One cannot really blame MPs for their “palpable discomfort”, as our online report put it, when they listened to a certain Joe Magro make his plea for the legalisation of euthanasia a few days ago.

Mr Magro suffers from ALS, a progressive disease that could gradually rob him of all his muscle strength, of his ability to speak, eat, move and breathe without support, and ultimately, in his eyes, of all his dignity. Mr Magro wants assistance to end his own life when he reaches that stage.

Faced with a situation that naturally elicits compassion, but with their consciences to contend with, it is no wonder members of Parliament’s Family Affairs Committee were shifting in their seats.

The committee chairman, Godfrey Farrugia, is therefore to be praised for giving Mr Magro a hearing and promising to take the discussion on euthanasia forward in a joint meeting of the family, social and health affairs committees. While he is against euthanasia as a doctor, as a politician he is willing to listen, as he told this newspaper last week.

Euthanasia is generally taken to mean the ending of life by a doctor, at the request of the patient, in order to ease pain and suffering. There is also a major distinction to be made between active euthanasia, which involves the administration of lethal substances to the patient, and passive, the withdrawal of life-prolonging treatment.

Euthanasia is sometimes called ‘assisted dying’. Motives other than the wish to avoid extreme pain include the fear of losing one’s mental faculties and, as in Mr Magro’s case, of a long drawn-out, undignified end.

A recent survey of local doctors found that just over one in 10 had received requests for euthanasia but slightly fewer than that would ever consider granting it. Still, about half agreed to intensifying the administration of painkillers with the possibility of hastening death.

An article in the Malta Medical Journal called for legal and moral guidance for doctors “in this rather difficult area of practice”, as their only guidance right now is their religion or philosophy of life.

Which is another reason why Dr Farrugia’s initiative can be considered praiseworthy. One more is that it stems from a desire to understand a man whose distress is clearly genuine and profound.

Indeed, if a full-blown national debate on this subject is to follow, compassion and understanding should be among its guiding values. While life may be viewed as sacred, and pain as spiritually enriching even, it would be callous to condemn euthanasia outright without a much deeper examination of all the factors involved.

The debate should be wide-ranging and embrace, among others, quality of life, relief of suffering, the mission of the medical profession, efficacy of palliative care, right to self-determination, the idea of a living will, need to protect vulnerable patients, the rights of relatives and the nature of death in relation to both body and mind.

The discussion would need to be conducted with an open-minded attitude, to allow for proper reflection and a degree of societal soul-searching, which is always a healthy exercise in itself.

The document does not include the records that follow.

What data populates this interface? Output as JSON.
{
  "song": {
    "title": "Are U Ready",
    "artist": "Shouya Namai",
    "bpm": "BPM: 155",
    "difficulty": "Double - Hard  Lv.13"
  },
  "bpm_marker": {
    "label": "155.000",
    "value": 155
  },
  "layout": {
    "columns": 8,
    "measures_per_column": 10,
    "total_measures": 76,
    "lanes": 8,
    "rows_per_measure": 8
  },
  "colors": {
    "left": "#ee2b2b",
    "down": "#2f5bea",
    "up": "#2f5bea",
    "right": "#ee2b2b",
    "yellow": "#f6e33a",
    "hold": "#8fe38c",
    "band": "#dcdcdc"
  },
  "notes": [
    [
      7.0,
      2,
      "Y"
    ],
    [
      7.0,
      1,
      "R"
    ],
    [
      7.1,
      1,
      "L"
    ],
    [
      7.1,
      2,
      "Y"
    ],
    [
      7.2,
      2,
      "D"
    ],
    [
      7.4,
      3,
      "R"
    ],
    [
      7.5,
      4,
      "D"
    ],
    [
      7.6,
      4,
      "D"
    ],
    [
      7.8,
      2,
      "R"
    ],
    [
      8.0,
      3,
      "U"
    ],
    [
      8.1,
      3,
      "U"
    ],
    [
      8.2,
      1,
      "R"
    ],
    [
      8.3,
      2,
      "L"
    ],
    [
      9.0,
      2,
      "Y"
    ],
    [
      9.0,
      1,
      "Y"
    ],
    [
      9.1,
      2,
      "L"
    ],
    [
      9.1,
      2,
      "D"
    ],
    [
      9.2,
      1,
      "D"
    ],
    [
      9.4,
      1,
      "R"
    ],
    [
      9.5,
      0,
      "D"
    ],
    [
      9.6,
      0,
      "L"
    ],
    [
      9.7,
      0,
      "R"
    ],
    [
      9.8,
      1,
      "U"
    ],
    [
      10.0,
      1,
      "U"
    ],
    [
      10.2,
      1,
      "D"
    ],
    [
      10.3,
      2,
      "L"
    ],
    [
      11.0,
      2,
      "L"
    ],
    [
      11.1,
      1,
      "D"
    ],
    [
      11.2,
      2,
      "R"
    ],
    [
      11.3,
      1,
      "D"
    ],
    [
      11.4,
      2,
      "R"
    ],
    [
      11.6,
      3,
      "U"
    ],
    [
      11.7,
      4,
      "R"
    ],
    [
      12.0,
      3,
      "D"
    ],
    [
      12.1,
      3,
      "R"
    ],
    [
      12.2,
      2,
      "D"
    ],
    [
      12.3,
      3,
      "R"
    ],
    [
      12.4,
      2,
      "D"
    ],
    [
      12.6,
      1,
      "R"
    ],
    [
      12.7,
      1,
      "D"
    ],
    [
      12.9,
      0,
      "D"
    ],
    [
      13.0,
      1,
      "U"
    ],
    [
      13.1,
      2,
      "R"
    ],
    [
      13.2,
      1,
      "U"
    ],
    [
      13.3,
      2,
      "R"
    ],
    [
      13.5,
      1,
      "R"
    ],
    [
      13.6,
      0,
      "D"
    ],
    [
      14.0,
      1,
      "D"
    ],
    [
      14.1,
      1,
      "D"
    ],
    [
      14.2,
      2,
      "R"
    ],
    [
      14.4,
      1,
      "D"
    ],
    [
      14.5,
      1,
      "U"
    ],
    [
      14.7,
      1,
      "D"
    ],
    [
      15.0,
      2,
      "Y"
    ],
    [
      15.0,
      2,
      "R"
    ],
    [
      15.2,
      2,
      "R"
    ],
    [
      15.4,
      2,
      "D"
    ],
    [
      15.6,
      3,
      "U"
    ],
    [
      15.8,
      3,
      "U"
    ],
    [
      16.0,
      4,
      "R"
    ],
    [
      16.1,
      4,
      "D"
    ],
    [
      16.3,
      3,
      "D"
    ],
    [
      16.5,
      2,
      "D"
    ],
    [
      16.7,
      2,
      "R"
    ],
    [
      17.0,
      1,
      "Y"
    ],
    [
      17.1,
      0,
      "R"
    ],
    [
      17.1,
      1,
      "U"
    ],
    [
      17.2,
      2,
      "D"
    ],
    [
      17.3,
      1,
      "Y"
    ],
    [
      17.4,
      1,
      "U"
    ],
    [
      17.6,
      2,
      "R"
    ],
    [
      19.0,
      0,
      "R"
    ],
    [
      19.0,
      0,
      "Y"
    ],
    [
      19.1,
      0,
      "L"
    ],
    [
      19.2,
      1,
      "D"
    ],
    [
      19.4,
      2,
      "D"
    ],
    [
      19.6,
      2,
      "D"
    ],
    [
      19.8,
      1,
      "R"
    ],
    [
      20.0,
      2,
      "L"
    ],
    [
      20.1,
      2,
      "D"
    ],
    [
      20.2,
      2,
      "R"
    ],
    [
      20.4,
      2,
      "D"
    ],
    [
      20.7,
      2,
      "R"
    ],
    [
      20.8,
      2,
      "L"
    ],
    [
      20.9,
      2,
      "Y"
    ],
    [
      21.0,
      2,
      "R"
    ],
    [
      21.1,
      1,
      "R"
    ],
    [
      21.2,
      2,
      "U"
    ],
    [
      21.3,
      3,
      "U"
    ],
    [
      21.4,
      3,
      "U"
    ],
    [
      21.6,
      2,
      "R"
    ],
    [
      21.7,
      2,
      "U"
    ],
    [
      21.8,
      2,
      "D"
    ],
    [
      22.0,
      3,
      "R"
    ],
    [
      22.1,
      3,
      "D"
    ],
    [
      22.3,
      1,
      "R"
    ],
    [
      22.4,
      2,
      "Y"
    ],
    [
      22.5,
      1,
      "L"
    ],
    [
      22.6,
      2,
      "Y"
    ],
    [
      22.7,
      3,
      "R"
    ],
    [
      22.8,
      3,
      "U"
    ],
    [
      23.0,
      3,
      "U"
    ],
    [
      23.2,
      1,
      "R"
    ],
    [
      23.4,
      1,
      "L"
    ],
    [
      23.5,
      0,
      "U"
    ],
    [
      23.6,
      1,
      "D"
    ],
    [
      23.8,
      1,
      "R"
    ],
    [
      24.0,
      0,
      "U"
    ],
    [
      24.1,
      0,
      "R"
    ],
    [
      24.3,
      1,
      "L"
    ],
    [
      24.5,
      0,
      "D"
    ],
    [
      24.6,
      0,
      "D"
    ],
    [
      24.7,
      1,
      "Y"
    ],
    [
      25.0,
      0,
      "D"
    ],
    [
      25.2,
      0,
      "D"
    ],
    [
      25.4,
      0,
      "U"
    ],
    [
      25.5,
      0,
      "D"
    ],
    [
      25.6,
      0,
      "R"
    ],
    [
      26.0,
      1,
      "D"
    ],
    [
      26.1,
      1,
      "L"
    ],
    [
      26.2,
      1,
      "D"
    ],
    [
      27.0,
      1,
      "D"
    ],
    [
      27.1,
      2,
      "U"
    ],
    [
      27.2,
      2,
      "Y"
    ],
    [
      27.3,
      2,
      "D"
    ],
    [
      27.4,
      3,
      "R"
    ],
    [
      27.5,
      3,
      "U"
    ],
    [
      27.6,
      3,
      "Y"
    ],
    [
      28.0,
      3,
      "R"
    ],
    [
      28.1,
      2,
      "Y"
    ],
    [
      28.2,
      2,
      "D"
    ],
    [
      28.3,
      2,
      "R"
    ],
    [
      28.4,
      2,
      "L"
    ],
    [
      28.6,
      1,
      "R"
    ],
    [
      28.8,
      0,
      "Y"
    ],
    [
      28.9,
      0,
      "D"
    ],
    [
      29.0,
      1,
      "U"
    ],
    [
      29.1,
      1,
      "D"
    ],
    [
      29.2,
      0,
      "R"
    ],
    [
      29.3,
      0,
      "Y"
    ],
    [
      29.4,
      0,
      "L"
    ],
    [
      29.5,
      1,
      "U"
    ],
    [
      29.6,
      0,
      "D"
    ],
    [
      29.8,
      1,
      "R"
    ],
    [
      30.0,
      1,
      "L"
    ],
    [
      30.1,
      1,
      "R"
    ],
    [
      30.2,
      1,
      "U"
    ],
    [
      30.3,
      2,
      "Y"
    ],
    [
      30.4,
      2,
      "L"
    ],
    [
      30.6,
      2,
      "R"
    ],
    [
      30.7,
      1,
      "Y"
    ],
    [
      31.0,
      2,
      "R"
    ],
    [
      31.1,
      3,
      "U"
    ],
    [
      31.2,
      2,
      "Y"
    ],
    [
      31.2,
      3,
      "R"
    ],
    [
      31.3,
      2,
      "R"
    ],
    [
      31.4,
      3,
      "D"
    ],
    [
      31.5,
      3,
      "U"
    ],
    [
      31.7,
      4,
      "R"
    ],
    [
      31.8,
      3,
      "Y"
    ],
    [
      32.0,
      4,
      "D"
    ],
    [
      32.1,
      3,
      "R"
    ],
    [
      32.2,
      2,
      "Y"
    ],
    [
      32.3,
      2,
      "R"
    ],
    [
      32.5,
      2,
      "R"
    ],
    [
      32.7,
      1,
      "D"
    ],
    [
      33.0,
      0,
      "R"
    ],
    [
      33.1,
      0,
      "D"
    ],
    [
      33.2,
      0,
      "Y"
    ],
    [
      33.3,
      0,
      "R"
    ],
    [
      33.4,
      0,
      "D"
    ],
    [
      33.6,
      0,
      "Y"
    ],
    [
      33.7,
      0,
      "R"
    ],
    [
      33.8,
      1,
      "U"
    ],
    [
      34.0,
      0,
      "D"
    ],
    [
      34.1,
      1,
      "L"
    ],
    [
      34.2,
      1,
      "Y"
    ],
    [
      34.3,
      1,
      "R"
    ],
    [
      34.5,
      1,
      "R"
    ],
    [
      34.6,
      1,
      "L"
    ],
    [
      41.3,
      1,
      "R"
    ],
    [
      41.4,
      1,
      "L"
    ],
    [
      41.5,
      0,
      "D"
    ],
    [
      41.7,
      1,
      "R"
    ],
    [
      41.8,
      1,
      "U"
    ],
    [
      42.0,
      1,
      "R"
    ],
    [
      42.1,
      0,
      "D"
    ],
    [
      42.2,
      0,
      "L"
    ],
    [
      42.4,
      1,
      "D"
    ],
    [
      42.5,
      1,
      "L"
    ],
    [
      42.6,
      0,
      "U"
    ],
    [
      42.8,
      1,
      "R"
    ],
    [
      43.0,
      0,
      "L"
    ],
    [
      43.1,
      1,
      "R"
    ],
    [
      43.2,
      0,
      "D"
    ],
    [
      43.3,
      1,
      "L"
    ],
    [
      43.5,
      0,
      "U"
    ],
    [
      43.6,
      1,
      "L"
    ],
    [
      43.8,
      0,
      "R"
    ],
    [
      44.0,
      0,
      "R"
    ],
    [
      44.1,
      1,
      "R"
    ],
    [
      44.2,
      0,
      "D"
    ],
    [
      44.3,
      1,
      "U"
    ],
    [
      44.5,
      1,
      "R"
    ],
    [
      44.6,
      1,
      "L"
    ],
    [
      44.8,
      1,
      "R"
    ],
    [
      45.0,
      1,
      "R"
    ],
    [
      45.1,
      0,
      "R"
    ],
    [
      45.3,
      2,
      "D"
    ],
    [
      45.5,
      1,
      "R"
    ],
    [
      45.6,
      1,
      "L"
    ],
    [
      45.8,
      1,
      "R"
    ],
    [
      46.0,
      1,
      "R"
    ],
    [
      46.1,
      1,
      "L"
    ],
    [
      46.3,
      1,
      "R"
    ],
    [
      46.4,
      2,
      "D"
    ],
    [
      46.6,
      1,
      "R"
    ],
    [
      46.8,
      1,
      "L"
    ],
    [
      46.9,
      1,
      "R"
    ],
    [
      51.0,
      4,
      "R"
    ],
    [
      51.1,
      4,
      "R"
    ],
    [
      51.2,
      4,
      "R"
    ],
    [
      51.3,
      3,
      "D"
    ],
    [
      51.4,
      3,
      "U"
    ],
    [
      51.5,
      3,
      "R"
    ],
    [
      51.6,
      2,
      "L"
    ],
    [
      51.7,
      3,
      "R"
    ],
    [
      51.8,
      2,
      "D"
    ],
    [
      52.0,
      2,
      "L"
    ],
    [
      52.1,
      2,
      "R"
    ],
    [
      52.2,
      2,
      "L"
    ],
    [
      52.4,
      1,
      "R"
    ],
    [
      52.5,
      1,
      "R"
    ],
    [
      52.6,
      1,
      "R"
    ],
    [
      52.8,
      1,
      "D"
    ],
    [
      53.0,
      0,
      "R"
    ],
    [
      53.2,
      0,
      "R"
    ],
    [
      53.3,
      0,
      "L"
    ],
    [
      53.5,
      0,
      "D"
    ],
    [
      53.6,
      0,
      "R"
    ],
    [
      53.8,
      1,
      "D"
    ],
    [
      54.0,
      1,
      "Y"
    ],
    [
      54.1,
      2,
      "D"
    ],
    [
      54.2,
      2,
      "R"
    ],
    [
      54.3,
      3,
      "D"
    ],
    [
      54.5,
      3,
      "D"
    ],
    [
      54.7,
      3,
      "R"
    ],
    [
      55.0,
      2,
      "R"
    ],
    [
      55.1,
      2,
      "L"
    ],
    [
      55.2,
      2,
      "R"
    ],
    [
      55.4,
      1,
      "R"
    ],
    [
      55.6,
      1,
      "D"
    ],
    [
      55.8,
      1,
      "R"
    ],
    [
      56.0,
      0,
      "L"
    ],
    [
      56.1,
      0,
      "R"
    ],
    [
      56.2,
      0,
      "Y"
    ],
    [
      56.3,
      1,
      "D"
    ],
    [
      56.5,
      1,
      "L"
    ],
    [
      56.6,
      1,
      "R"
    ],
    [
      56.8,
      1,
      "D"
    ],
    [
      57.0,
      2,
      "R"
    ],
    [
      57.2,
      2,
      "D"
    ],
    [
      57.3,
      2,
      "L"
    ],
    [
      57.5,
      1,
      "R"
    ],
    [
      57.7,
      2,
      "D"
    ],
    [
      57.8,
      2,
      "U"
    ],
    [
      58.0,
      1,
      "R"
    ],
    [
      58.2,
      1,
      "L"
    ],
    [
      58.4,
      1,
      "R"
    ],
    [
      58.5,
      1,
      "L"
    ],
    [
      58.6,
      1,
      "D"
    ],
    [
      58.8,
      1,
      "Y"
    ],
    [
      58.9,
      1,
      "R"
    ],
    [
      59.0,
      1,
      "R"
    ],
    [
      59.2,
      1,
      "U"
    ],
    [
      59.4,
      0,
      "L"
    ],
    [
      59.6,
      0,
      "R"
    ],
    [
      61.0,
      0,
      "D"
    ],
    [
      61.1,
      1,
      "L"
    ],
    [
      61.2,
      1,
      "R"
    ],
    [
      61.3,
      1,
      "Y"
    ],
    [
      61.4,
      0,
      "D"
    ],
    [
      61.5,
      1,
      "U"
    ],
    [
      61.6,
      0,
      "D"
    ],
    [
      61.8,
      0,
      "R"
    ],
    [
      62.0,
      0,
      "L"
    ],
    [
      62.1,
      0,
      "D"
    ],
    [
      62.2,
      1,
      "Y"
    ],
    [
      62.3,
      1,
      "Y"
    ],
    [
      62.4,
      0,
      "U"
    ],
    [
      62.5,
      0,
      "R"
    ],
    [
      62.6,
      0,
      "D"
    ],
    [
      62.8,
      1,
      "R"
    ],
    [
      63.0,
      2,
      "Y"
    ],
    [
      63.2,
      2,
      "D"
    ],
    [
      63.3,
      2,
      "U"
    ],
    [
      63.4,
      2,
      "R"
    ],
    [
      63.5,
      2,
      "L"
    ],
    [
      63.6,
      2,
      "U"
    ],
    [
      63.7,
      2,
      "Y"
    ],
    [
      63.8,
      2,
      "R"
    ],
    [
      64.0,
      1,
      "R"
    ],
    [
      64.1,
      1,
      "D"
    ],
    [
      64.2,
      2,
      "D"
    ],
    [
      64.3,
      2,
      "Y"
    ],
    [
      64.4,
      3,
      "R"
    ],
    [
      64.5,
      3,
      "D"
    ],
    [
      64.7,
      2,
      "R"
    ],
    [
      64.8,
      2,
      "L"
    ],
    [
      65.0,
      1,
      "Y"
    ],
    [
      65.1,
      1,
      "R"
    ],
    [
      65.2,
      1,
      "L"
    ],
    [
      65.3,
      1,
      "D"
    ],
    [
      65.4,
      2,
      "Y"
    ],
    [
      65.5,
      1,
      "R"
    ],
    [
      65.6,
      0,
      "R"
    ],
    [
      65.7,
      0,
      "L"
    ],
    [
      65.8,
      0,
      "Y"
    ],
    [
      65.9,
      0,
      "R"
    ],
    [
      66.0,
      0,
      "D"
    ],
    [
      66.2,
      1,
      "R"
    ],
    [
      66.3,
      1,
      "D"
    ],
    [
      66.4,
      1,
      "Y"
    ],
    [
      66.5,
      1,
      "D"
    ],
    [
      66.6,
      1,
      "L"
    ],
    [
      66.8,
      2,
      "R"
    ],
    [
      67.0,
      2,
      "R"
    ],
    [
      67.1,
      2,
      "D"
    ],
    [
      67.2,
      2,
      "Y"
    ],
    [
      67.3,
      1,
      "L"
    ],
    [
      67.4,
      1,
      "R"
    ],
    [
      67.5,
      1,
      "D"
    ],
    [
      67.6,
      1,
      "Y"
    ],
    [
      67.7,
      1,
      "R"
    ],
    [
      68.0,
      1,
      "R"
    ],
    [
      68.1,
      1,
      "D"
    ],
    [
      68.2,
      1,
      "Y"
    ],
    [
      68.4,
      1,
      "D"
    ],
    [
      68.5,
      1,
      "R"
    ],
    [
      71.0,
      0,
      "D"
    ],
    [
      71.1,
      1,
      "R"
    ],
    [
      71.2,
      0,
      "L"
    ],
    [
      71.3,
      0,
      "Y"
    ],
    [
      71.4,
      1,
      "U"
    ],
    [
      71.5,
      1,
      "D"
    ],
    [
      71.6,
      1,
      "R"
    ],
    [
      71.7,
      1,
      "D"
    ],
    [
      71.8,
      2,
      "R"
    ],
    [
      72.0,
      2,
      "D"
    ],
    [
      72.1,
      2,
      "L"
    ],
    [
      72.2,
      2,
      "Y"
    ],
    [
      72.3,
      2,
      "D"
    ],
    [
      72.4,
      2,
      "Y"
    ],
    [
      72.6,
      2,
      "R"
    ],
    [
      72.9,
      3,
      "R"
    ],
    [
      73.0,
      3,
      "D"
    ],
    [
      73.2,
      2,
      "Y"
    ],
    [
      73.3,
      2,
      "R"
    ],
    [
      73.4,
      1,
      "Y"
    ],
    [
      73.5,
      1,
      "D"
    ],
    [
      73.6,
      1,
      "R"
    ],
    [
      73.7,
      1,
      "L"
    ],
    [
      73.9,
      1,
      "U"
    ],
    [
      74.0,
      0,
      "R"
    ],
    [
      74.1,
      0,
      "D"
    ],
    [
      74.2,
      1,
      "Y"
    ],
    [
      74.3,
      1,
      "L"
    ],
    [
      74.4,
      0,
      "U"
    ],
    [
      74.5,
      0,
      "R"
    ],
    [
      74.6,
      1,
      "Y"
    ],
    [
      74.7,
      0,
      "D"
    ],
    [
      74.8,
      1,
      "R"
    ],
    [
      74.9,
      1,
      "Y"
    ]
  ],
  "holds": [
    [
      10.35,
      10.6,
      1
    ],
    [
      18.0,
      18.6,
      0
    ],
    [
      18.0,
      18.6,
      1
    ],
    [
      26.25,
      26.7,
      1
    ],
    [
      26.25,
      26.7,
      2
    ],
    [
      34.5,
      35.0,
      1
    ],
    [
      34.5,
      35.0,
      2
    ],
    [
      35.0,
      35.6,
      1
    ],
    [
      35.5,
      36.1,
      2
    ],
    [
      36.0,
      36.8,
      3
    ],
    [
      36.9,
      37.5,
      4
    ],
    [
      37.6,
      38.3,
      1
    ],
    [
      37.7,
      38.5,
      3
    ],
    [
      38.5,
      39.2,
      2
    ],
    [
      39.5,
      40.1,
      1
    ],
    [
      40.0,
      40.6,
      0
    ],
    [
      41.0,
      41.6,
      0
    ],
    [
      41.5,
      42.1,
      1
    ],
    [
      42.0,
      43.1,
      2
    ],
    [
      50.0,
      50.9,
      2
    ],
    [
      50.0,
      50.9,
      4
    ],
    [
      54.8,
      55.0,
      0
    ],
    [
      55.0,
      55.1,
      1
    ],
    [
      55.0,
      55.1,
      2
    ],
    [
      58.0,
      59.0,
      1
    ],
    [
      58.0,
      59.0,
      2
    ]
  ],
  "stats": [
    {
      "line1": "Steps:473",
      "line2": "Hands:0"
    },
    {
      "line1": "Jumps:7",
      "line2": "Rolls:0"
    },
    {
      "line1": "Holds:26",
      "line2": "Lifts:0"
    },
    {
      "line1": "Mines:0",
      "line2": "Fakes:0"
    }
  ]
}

On a trip back from Africa, Pope Francis had warned against fundamentalism and urged his fellow Catholics not to believe they have “absolute truth”. That note of caution could well apply to a debate like this.

Despite what appear to be his strong moral views on euthanasia, Dr Farrugia told his committee that the charged topic needs to be discussed on an ethical level and not within religious parameters.

It is important that Church teachings should inform the debate. However, they should not determine its outcome. After divorce and civil union, this may well become the most serious test yet of the separation of Church and State.